Fortune 500 CEOs and CFOs were also there to give their insights on the business landscape. Walmart’s CFO Brett Biggs sat down with Award-winning journalist Ed Gordon to discuss “Transformation: Leadership that Works.” After the session, Ed Gordon provided key takeaways: “Being a transformative company is real in today’s world. Walmart, as we heard in this session, is not just a company that has big stores all over [the world]. They have broadened their scope and widen their aperture. That is how companies survive today. Many of the questions that were asked [today] were about how do I become a piece of clay and mold myself to make sure I don’t get lost and that I’m able to adapt to all of the changes and make myself marketable for employers.”
And if you’re an entrepreneur on the move, there were sessions for you, too. NBMBAA members participated in the Scale-Up Pitch Challenge sponsored by FedEx. The competition was designed to “make big ideas bigger” by encouraging members to create startups that were scalable. 10 semi-finalists were chosen to pitch their idea to a panel of judges at the conference and three finalists took home the top prizes of the evening. Kwame Bolar, the co-founder of Neu, won the competition and walked away with the Grand Prize of $50,000. Neu is a hotel-like turnkey solution for Airbnb and vacation rental hosts. Through tech and operations, the company gets apartments guest ready in between guest stays.
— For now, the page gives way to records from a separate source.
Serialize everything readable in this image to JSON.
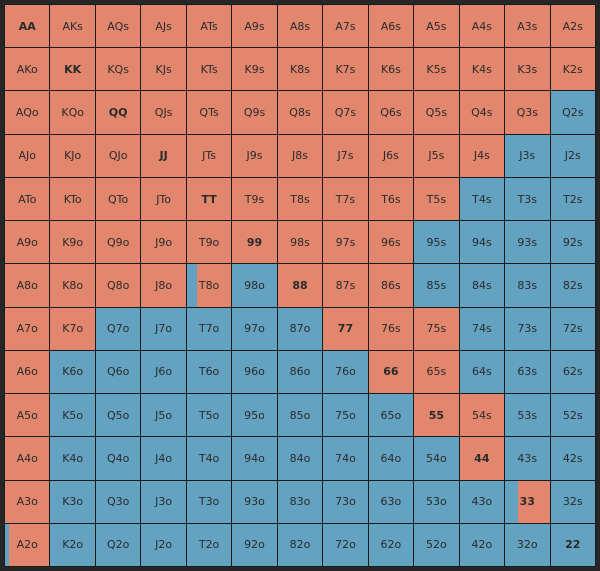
{
  "colors": {
    "raise": "#e2866d",
    "fold": "#64a2c2"
  },
  "pairs": [
    "AA",
    "KK",
    "QQ",
    "JJ",
    "TT",
    "99",
    "88",
    "77",
    "66",
    "55",
    "44",
    "33",
    "22"
  ],
  "rows": [
    [
      {
        "h": "AA",
        "a": "r"
      },
      {
        "h": "AKs",
        "a": "r"
      },
      {
        "h": "AQs",
        "a": "r"
      },
      {
        "h": "AJs",
        "a": "r"
      },
      {
        "h": "ATs",
        "a": "r"
      },
      {
        "h": "A9s",
        "a": "r"
      },
      {
        "h": "A8s",
        "a": "r"
      },
      {
        "h": "A7s",
        "a": "r"
      },
      {
        "h": "A6s",
        "a": "r"
      },
      {
        "h": "A5s",
        "a": "r"
      },
      {
        "h": "A4s",
        "a": "r"
      },
      {
        "h": "A3s",
        "a": "r"
      },
      {
        "h": "A2s",
        "a": "r"
      }
    ],
    [
      {
        "h": "AKo",
        "a": "r"
      },
      {
        "h": "KK",
        "a": "r"
      },
      {
        "h": "KQs",
        "a": "r"
      },
      {
        "h": "KJs",
        "a": "r"
      },
      {
        "h": "KTs",
        "a": "r"
      },
      {
        "h": "K9s",
        "a": "r"
      },
      {
        "h": "K8s",
        "a": "r"
      },
      {
        "h": "K7s",
        "a": "r"
      },
      {
        "h": "K6s",
        "a": "r"
      },
      {
        "h": "K5s",
        "a": "r"
      },
      {
        "h": "K4s",
        "a": "r"
      },
      {
        "h": "K3s",
        "a": "r"
      },
      {
        "h": "K2s",
        "a": "r"
      }
    ],
    [
      {
        "h": "AQo",
        "a": "r"
      },
      {
        "h": "KQo",
        "a": "r"
      },
      {
        "h": "QQ",
        "a": "r"
      },
      {
        "h": "QJs",
        "a": "r"
      },
      {
        "h": "QTs",
        "a": "r"
      },
      {
        "h": "Q9s",
        "a": "r"
      },
      {
        "h": "Q8s",
        "a": "r"
      },
      {
        "h": "Q7s",
        "a": "r"
      },
      {
        "h": "Q6s",
        "a": "r"
      },
      {
        "h": "Q5s",
        "a": "r"
      },
      {
        "h": "Q4s",
        "a": "r"
      },
      {
        "h": "Q3s",
        "a": "r"
      },
      {
        "h": "Q2s",
        "a": "f"
      }
    ],
    [
      {
        "h": "AJo",
        "a": "r"
      },
      {
        "h": "KJo",
        "a": "r"
      },
      {
        "h": "QJo",
        "a": "r"
      },
      {
        "h": "JJ",
        "a": "r"
      },
      {
        "h": "JTs",
        "a": "r"
      },
      {
        "h": "J9s",
        "a": "r"
      },
      {
        "h": "J8s",
        "a": "r"
      },
      {
        "h": "J7s",
        "a": "r"
      },
      {
        "h": "J6s",
        "a": "r"
      },
      {
        "h": "J5s",
        "a": "r"
      },
      {
        "h": "J4s",
        "a": "r"
      },
      {
        "h": "J3s",
        "a": "f"
      },
      {
        "h": "J2s",
        "a": "f"
      }
    ],
    [
      {
        "h": "ATo",
        "a": "r"
      },
      {
        "h": "KTo",
        "a": "r"
      },
      {
        "h": "QTo",
        "a": "r"
      },
      {
        "h": "JTo",
        "a": "r"
      },
      {
        "h": "TT",
        "a": "r"
      },
      {
        "h": "T9s",
        "a": "r"
      },
      {
        "h": "T8s",
        "a": "r"
      },
      {
        "h": "T7s",
        "a": "r"
      },
      {
        "h": "T6s",
        "a": "r"
      },
      {
        "h": "T5s",
        "a": "r"
      },
      {
        "h": "T4s",
        "a": "f"
      },
      {
        "h": "T3s",
        "a": "f"
      },
      {
        "h": "T2s",
        "a": "f"
      }
    ],
    [
      {
        "h": "A9o",
        "a": "r"
      },
      {
        "h": "K9o",
        "a": "r"
      },
      {
        "h": "Q9o",
        "a": "r"
      },
      {
        "h": "J9o",
        "a": "r"
      },
      {
        "h": "T9o",
        "a": "r"
      },
      {
        "h": "99",
        "a": "r"
      },
      {
        "h": "98s",
        "a": "r"
      },
      {
        "h": "97s",
        "a": "r"
      },
      {
        "h": "96s",
        "a": "r"
      },
      {
        "h": "95s",
        "a": "f"
      },
      {
        "h": "94s",
        "a": "f"
      },
      {
        "h": "93s",
        "a": "f"
      },
      {
        "h": "92s",
        "a": "f"
      }
    ],
    [
      {
        "h": "A8o",
        "a": "r"
      },
      {
        "h": "K8o",
        "a": "r"
      },
      {
        "h": "Q8o",
        "a": "r"
      },
      {
        "h": "J8o",
        "a": "r"
      },
      {
        "h": "T8o",
        "a": "s",
        "fold": 0.22
      },
      {
        "h": "98o",
        "a": "f"
      },
      {
        "h": "88",
        "a": "r"
      },
      {
        "h": "87s",
        "a": "r"
      },
      {
        "h": "86s",
        "a": "r"
      },
      {
        "h": "85s",
        "a": "f"
      },
      {
        "h": "84s",
        "a": "f"
      },
      {
        "h": "83s",
        "a": "f"
      },
      {
        "h": "82s",
        "a": "f"
      }
    ],
    [
      {
        "h": "A7o",
        "a": "r"
      },
      {
        "h": "K7o",
        "a": "r"
      },
      {
        "h": "Q7o",
        "a": "f"
      },
      {
        "h": "J7o",
        "a": "f"
      },
      {
        "h": "T7o",
        "a": "f"
      },
      {
        "h": "97o",
        "a": "f"
      },
      {
        "h": "87o",
        "a": "f"
      },
      {
        "h": "77",
        "a": "r"
      },
      {
        "h": "76s",
        "a": "r"
      },
      {
        "h": "75s",
        "a": "r"
      },
      {
        "h": "74s",
        "a": "f"
      },
      {
        "h": "73s",
        "a": "f"
      },
      {
        "h": "72s",
        "a": "f"
      }
    ],
    [
      {
        "h": "A6o",
        "a": "r"
      },
      {
        "h": "K6o",
        "a": "f"
      },
      {
        "h": "Q6o",
        "a": "f"
      },
      {
        "h": "J6o",
        "a": "f"
      },
      {
        "h": "T6o",
        "a": "f"
      },
      {
        "h": "96o",
        "a": "f"
      },
      {
        "h": "86o",
        "a": "f"
      },
      {
        "h": "76o",
        "a": "f"
      },
      {
        "h": "66",
        "a": "r"
      },
      {
        "h": "65s",
        "a": "r"
      },
      {
        "h": "64s",
        "a": "f"
      },
      {
        "h": "63s",
        "a": "f"
      },
      {
        "h": "62s",
        "a": "f"
      }
    ],
    [
      {
        "h": "A5o",
        "a": "r"
      },
      {
        "h": "K5o",
        "a": "f"
      },
      {
        "h": "Q5o",
        "a": "f"
      },
      {
        "h": "J5o",
        "a": "f"
      },
      {
        "h": "T5o",
        "a": "f"
      },
      {
        "h": "95o",
        "a": "f"
      },
      {
        "h": "85o",
        "a": "f"
      },
      {
        "h": "75o",
        "a": "f"
      },
      {
        "h": "65o",
        "a": "f"
      },
      {
        "h": "55",
        "a": "r"
      },
      {
        "h": "54s",
        "a": "r"
      },
      {
        "h": "53s",
        "a": "f"
      },
      {
        "h": "52s",
        "a": "f"
      }
    ],
    [
      {
        "h": "A4o",
        "a": "r"
      },
      {
        "h": "K4o",
        "a": "f"
      },
      {
        "h": "Q4o",
        "a": "f"
      },
      {
        "h": "J4o",
        "a": "f"
      },
      {
        "h": "T4o",
        "a": "f"
      },
      {
        "h": "94o",
        "a": "f"
      },
      {
        "h": "84o",
        "a": "f"
      },
      {
        "h": "74o",
        "a": "f"
      },
      {
        "h": "64o",
        "a": "f"
      },
      {
        "h": "54o",
        "a": "f"
      },
      {
        "h": "44",
        "a": "r"
      },
      {
        "h": "43s",
        "a": "f"
      },
      {
        "h": "42s",
        "a": "f"
      }
    ],
    [
      {
        "h": "A3o",
        "a": "r"
      },
      {
        "h": "K3o",
        "a": "f"
      },
      {
        "h": "Q3o",
        "a": "f"
      },
      {
        "h": "J3o",
        "a": "f"
      },
      {
        "h": "T3o",
        "a": "f"
      },
      {
        "h": "93o",
        "a": "f"
      },
      {
        "h": "83o",
        "a": "f"
      },
      {
        "h": "73o",
        "a": "f"
      },
      {
        "h": "63o",
        "a": "f"
      },
      {
        "h": "53o",
        "a": "f"
      },
      {
        "h": "43o",
        "a": "f"
      },
      {
        "h": "33",
        "a": "s",
        "fold": 0.3
      },
      {
        "h": "32s",
        "a": "f"
      }
    ],
    [
      {
        "h": "A2o",
        "a": "s",
        "fold": 0.1
      },
      {
        "h": "K2o",
        "a": "f"
      },
      {
        "h": "Q2o",
        "a": "f"
      },
      {
        "h": "J2o",
        "a": "f"
      },
      {
        "h": "T2o",
        "a": "f"
      },
      {
        "h": "92o",
        "a": "f"
      },
      {
        "h": "82o",
        "a": "f"
      },
      {
        "h": "72o",
        "a": "f"
      },
      {
        "h": "62o",
        "a": "f"
      },
      {
        "h": "52o",
        "a": "f"
      },
      {
        "h": "42o",
        "a": "f"
      },
      {
        "h": "32o",
        "a": "f"
      },
      {
        "h": "22",
        "a": "f"
      }
    ]
  ]
}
There were many other entrepreneurs at the conference who have created successful companies based on smart strategies. Tamira Chapman, entrepreneur and attorney, was tapped by Ford Motor Company to implement health care reform on behalf of their employees. She also runs a start-up that helps nonprofits understand how technology and data analytics can help them create sustainable revenue. Chapman recommends aspiring entrepreneurs to start smart when launching a business.
“One of the most important things we can do when starting a business is to look around and see what the market wants and what the market needs,” says Chaprman. “If you start off in an area where you are providing products that are already in demand to a group of people that want them, that gives you capital, access to opportunity, and momentum to put out something later that you may have had in your heart. We’ve got to start off smart first.”
The NBMBAA 41st Annual Conference & Exposition took place September 24-28, 2019 in Houston.